The lines of inquiry of Water Graves are simultaneously critical, pedagogical, and ethical; its concerns are as relevant to the classroom as to the daily newsstand. The author argues that the performance of rituals is a “basic human right” (1) and insists that victims of the unritual are casualties not only of the aquatic environment but, even more so, of the societies and ideologies that murder them, both literally and symbolically. Committed to posing hard questions, Loichot joins scholars Saidiya Hartman and Sander Gilman, writer Susan Sontag, and artist Kara Walker in wondering, How does one represent violence without reproducing it? This interrogation is most fully explored in “Mami Water the Formidable.” This chapter revolves around two Black female artists, Kara Walker and Beyoncé, who have faced allegations of profiting artistically and financially from human—particularly Black—tragedy (124). As Loichot engages with the rich equivocality of the artists’ works, she is careful to note her own fraught positionality: “The critic who exposes such works,” she writes in the introduction, “yet another time also walks a fine line between reproducing the unritual and providing a critical aperture, a space to think, feel, mourn, and eventually act” (17). Here, she is also adamant to not let readers off the hook: “To me, the danger of Walker’s art lies more in the reception and the public’s reaction rather than her representation” (121). Loichot eventually invites us into her classroom, explaining which materials she chooses to bring into it (or not), and demonstrating how she and her students attempt, together, the act of “working through” (123). Such a discussion is valuable to all of us who, as contemporary news consumers, have to parse through the “quotidian unritual of representation” that pervades our screens and lives (16).

While Water Graves has clear spatial and temporal moorings—it focuses on creative projects from the Greater Caribbean region and produced after Hurricane Katrina in 2005, respectively—the author is clear about the “planetary dimensions” and wide-ranging temporal resonances of her arguments (224).
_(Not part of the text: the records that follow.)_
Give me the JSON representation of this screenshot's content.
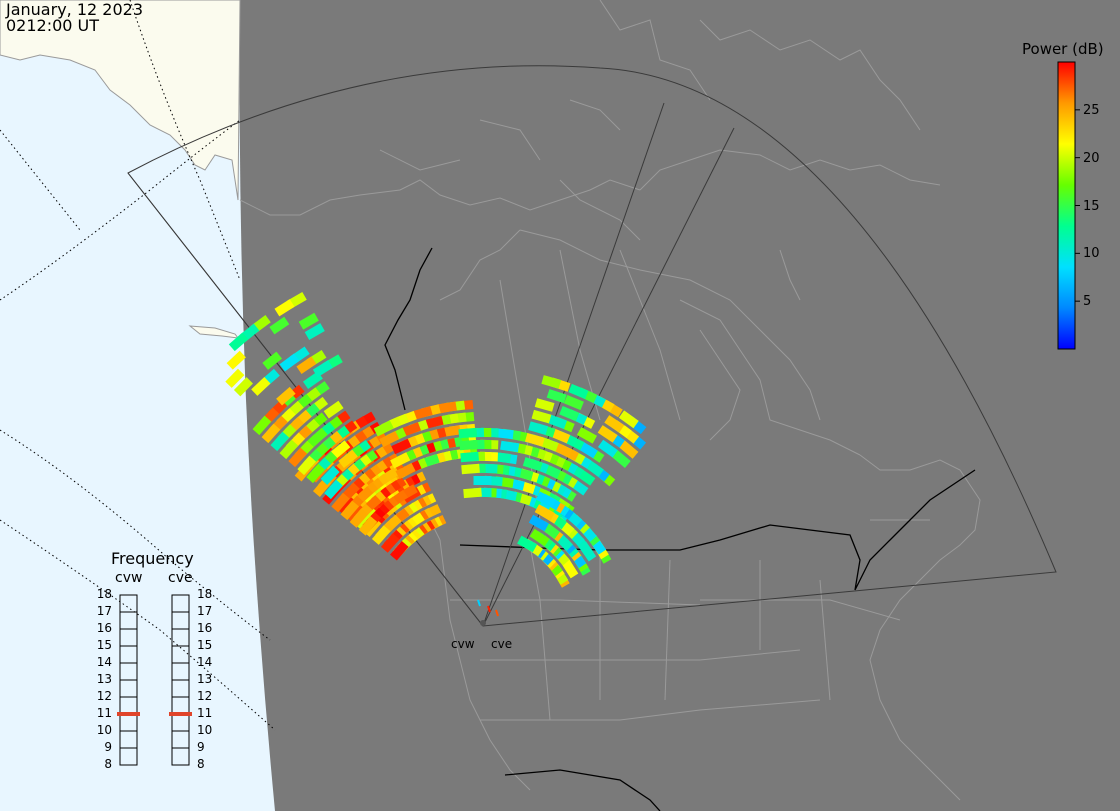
{
  "header": {
    "date": "January, 12 2023",
    "time": "0212:00 UT"
  },
  "colorbar": {
    "title": "Power (dB)",
    "ticks": [
      "25",
      "20",
      "15",
      "10",
      "5"
    ],
    "tick_values": [
      25,
      20,
      15,
      10,
      5
    ],
    "range": [
      0,
      30
    ],
    "colors": [
      "#0000ff",
      "#0088ff",
      "#00e0ff",
      "#00ff90",
      "#66ff00",
      "#ffff00",
      "#ff9900",
      "#ff0000"
    ]
  },
  "radars": {
    "west": {
      "code": "cvw"
    },
    "east": {
      "code": "cve"
    }
  },
  "frequency": {
    "title": "Frequency",
    "labels": [
      "cvw",
      "cve"
    ],
    "scale": [
      "18",
      "17",
      "16",
      "15",
      "14",
      "13",
      "12",
      "11",
      "10",
      "9",
      "8"
    ],
    "cvw_mhz": 11,
    "cve_mhz": 11,
    "marker_color": "#e0442a"
  },
  "map_colors": {
    "night": "#7a7a7a",
    "day_ocean": "#e8f6ff",
    "day_land": "#fbfbee",
    "coast": "#9a9a9a",
    "border": "#000000",
    "fov": "#3a3a3a"
  }
}
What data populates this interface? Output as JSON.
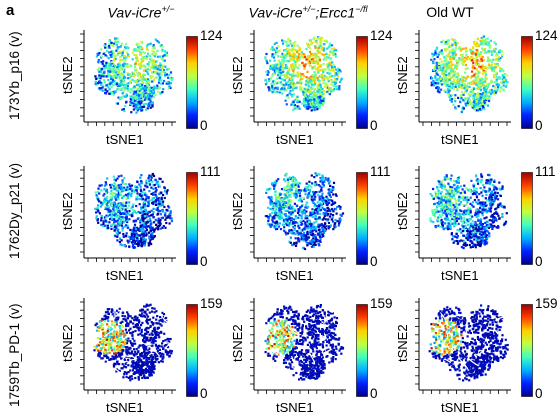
{
  "panel_label": "a",
  "columns": [
    {
      "title": "Vav-iCre",
      "sup": "+/−",
      "title2": "",
      "sup2": "",
      "italic": true
    },
    {
      "title": "Vav-iCre",
      "sup": "+/−",
      "title2": ";Ercc1",
      "sup2": "−/fl",
      "italic": true
    },
    {
      "title": "Old WT",
      "sup": "",
      "title2": "",
      "sup2": "",
      "italic": false
    }
  ],
  "rows": [
    {
      "marker": "173Yb_p16 (v)",
      "max": "124",
      "min": "0"
    },
    {
      "marker": "1762Dy_p21 (v)",
      "max": "111",
      "min": "0"
    },
    {
      "marker": "1759Tb_PD-1 (v)",
      "max": "159",
      "min": "0"
    }
  ],
  "xlabel": "tSNE1",
  "ylabel": "tSNE2",
  "colors": {
    "colormap": [
      "#00008f",
      "#0020ff",
      "#00b0ff",
      "#40ffc0",
      "#c0ff40",
      "#ffd000",
      "#ff4000",
      "#9f0000"
    ]
  },
  "chart_data": [
    {
      "type": "scatter",
      "row": "173Yb_p16 (v)",
      "column": "Vav-iCre+/−",
      "xlabel": "tSNE1",
      "ylabel": "tSNE2",
      "colorbar_range": [
        0,
        124
      ],
      "intensity": 0.55
    },
    {
      "type": "scatter",
      "row": "173Yb_p16 (v)",
      "column": "Vav-iCre+/−;Ercc1−/fl",
      "xlabel": "tSNE1",
      "ylabel": "tSNE2",
      "colorbar_range": [
        0,
        124
      ],
      "intensity": 0.68
    },
    {
      "type": "scatter",
      "row": "173Yb_p16 (v)",
      "column": "Old WT",
      "xlabel": "tSNE1",
      "ylabel": "tSNE2",
      "colorbar_range": [
        0,
        124
      ],
      "intensity": 0.7
    },
    {
      "type": "scatter",
      "row": "1762Dy_p21 (v)",
      "column": "Vav-iCre+/−",
      "xlabel": "tSNE1",
      "ylabel": "tSNE2",
      "colorbar_range": [
        0,
        111
      ],
      "intensity": 0.32
    },
    {
      "type": "scatter",
      "row": "1762Dy_p21 (v)",
      "column": "Vav-iCre+/−;Ercc1−/fl",
      "xlabel": "tSNE1",
      "ylabel": "tSNE2",
      "colorbar_range": [
        0,
        111
      ],
      "intensity": 0.36
    },
    {
      "type": "scatter",
      "row": "1762Dy_p21 (v)",
      "column": "Old WT",
      "xlabel": "tSNE1",
      "ylabel": "tSNE2",
      "colorbar_range": [
        0,
        111
      ],
      "intensity": 0.38
    },
    {
      "type": "scatter",
      "row": "1759Tb_PD-1 (v)",
      "column": "Vav-iCre+/−",
      "xlabel": "tSNE1",
      "ylabel": "tSNE2",
      "colorbar_range": [
        0,
        159
      ],
      "intensity": 0.1
    },
    {
      "type": "scatter",
      "row": "1759Tb_PD-1 (v)",
      "column": "Vav-iCre+/−;Ercc1−/fl",
      "xlabel": "tSNE1",
      "ylabel": "tSNE2",
      "colorbar_range": [
        0,
        159
      ],
      "intensity": 0.1
    },
    {
      "type": "scatter",
      "row": "1759Tb_PD-1 (v)",
      "column": "Old WT",
      "xlabel": "tSNE1",
      "ylabel": "tSNE2",
      "colorbar_range": [
        0,
        159
      ],
      "intensity": 0.12
    }
  ]
}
She makes a strong case for the relevance of her analysis to the Mediterranean, particularly in the discussion of Alan Kurdi’s photo in chapter 3 and in the epilogue. One cannot help but wish Loichot had sketched out similar links to the Indian Ocean (briefly alluded to in chapter 4) and the Pacific Ocean (not present). From a temporal perspective, she argues that water graves are palimpsestic in a way that defies any “end date” (2): “Instead of receding, the memory of the drowned victims of the middle passage resurface at an alarming rate with the mass drownings of exiles and refugees” (6). Having outlined this pattern of aquatic tragedy, however, Water Graves is ultimately hopeful without being unrealistic. Concurring with Saidiya Hartman, Loichot recognizes that “art in the face of the unritual is not a matter of absolution, victorious redemption, or putting the dead and the living at peace” (6).1 These objectives are not attainable. Rather, readers leave Water Graves inspired by the tireless and courageous attempts of art, and of scholarship such as Loichot’s, to show that “in death, as much as in life, all humans deserve dignity” (25).


Nikhita Obeegadoo is a doctoral candidate in the Department of Romance Languages and Literatures at Harvard University. Her research explores contemporary literatures of traumatic oceanic migrations in the Indian Ocean and Caribbean. During the 2021–22 academic year, her work is supported by a Mellon ACLS Dissertation Completion Fellowship.


[1] See Saidiya Hartman, Lose Your Mother: A Journey along the Atlantic Slave Route (New York: Farrar, Straus and Giroux, 2007).